The biggest lesson is not to obsess about how a shirt fits on the waist. To a young man trying to look as sleek and athletic as possible, a closely fitted shirt is an understandable focus. Italians heavily dart their shirts to this purpose; in the past I have darted and redarted my own darts in pursuit of that same, perfect fit.


There are two reasons why this is a mistake. The first is that cotton has no natural stretch, unlike wool, so you cannot fit it as closely to the body. And of course you can’t undo a shirt when you sit down. Always try sitting and slumping in a seat when trying on a shirt: if there is any discomfort, the fit will be intolerable after a day sitting in front of a computer.

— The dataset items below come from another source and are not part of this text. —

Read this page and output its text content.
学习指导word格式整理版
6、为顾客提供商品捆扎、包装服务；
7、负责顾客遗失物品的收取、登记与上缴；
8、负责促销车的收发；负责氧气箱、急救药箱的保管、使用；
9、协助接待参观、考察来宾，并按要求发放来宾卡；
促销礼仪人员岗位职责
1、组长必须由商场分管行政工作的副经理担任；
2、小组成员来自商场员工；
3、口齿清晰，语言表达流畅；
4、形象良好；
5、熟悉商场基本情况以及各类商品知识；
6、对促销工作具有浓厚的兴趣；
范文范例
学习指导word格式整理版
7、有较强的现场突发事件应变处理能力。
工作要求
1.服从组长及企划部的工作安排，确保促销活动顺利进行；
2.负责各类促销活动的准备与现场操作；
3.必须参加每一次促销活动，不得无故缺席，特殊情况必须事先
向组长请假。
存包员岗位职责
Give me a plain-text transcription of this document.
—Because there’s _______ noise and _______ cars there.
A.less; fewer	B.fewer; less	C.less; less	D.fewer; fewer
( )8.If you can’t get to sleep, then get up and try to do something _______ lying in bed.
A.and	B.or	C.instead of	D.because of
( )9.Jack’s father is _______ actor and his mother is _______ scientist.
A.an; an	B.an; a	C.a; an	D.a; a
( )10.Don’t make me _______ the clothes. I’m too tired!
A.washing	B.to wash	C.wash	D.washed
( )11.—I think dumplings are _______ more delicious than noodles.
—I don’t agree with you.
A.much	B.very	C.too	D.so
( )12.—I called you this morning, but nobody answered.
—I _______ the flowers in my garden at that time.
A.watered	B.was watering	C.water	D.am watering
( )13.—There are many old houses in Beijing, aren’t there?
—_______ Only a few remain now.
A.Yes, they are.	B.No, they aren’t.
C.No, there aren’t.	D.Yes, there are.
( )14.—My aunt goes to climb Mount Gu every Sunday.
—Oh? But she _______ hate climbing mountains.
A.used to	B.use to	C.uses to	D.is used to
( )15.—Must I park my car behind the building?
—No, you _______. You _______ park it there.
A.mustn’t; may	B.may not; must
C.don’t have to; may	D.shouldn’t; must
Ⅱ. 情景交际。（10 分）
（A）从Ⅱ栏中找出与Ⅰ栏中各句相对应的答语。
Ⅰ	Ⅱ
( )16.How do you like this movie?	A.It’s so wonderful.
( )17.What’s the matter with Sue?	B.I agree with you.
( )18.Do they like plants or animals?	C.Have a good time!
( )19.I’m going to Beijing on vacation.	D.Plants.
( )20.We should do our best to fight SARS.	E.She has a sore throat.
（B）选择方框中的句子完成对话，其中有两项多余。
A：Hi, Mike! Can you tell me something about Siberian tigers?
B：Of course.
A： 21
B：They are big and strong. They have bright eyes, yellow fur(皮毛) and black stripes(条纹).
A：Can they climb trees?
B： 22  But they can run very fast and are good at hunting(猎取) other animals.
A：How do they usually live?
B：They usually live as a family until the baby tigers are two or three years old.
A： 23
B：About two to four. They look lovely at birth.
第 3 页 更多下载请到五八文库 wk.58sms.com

The second reason is that the fit on the waist is affected by other things. Most particularly length. Men often make the mistake of having their shirts too short, so they pull out of their trousers too easily and bunch unattractively above the waistband. This is also caused by a shirt that is too tight on the hips. If there is no spare room there, the shirt will be forced upwards, creating more bunching.

2. Focus on the collar

The most important thing to focus on is the collar. Here, millimetres make a difference. While the height of the collar should always be in proportion to your neck, most commercial shirts are too low to give the tie any space to arch outwards. Particularly English shirts.


The tie arch can be aided by having a larger tie gap, between the two sides of the collar. And of course the shape of the collar itself is subject to many permutations. Find something consistent and probably conservative, and stick with it. 

Ideally, the shape should work with and without a tie (so not collapsing underneath the jacket’s collar). If that’s not possible with your jackets and neck shape, have just two collar types: one for a tie (perhaps a medium spread) and the other for an open neck (probably a buttondown).



3. Consistent sleeves

Sleeve length is important, but the key thing is consistency. Shirt sleeves can be shortened quite easily, and more cheaply than a jacket. But only double cuffs can be lengthened, and not by very much. A quarter to an eighth of an inch is enough when your hands are at your sides; remember far more will be on display when you extend your arm.


In the end, shirts are pretty simple. If you can find a great ready-to-wear collar, all you need is for the body and sleeves to be long enough. Then buy a lot of them.